ANSWER: In essence Tfidf.vectorizer calculates the number of times a given term appears in a document as a fraction of 
    the total number of documents. The ratio is then modified in order to 
    
    (1) reduce the total scale of these numbers (take log)
    (2) have only positive numbers (take the inverse of the ratio to make them all larger than 1, hence positive log) 
    (3) prevent division by zero (add 1 to denominator)
    
A large ratio means that the model was very much off in the sense that the probability assigned to the wrong predicted 
label is much larger than the probability assigned to the correct label.
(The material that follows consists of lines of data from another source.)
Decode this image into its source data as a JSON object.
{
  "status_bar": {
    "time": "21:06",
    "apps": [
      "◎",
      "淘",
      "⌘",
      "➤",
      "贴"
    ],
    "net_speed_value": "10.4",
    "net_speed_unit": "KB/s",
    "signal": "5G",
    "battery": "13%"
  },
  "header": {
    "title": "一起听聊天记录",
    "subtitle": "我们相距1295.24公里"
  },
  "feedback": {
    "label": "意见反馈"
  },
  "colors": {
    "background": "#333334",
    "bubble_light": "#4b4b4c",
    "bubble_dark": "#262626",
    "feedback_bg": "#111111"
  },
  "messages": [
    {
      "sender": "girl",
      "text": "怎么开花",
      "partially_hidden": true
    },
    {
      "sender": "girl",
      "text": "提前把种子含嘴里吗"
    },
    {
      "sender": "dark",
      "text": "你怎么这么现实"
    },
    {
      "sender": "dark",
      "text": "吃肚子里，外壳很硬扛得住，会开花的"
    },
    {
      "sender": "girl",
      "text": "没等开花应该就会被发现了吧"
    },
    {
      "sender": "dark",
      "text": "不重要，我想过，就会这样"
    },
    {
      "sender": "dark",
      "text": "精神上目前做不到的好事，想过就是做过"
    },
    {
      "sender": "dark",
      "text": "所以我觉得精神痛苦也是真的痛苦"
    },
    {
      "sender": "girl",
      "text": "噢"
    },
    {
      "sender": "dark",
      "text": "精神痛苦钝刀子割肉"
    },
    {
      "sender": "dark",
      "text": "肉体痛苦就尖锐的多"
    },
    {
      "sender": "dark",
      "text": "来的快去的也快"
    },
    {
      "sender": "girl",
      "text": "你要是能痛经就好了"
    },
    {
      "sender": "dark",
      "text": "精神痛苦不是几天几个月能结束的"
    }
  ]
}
Issue: The model is not good at differentiating Religion and Atheism. That is because both topics treat of very similar 
    subjects. Removing features that are likely to appear in both topics should help the model.
    Another issue could be with the fact that there are 4000 features in the dev data set that are not in the train data 
    set. Adding those will probably help the model's performance since the f1-score for the train data set is 0.98 compared
    to 0.76 for the dev set

### Part 8 EXTRA CREDIT:

Produce a Logistic Regression model to implement your suggestion from Part 7.

In [None]:
# remove Jesus and Christ from features
delete_list = []

delete_features = ["christ","jesus"]
for i in range(len(features)):
    if (features[i] in delete_features):
        delete_list.append(i)

X2arr = np.delete(Xarr, delete_list, 1)
Y2arr = np.delete(Yarr, delete_list, 1)

LR.fit(X2arr, train_labels)
LR.predict(Y2arr)
dev_predict2 = LR.predict(Y2arr)
out2 = classification_report(dev_labels, dev_predict2, output_dict=True)
wgtavg2 = out2['weighted avg']
print("Dictionary size: ",X2arr.shape[1],"f1 score {:.3f}".format(wgtavg2['f1-score']))



ANSWER: Removing the words christ and jesus from features since they are likely to appear in both religion and 
    atheism slightly improved the performance of the model (from 0.760 to 0.764).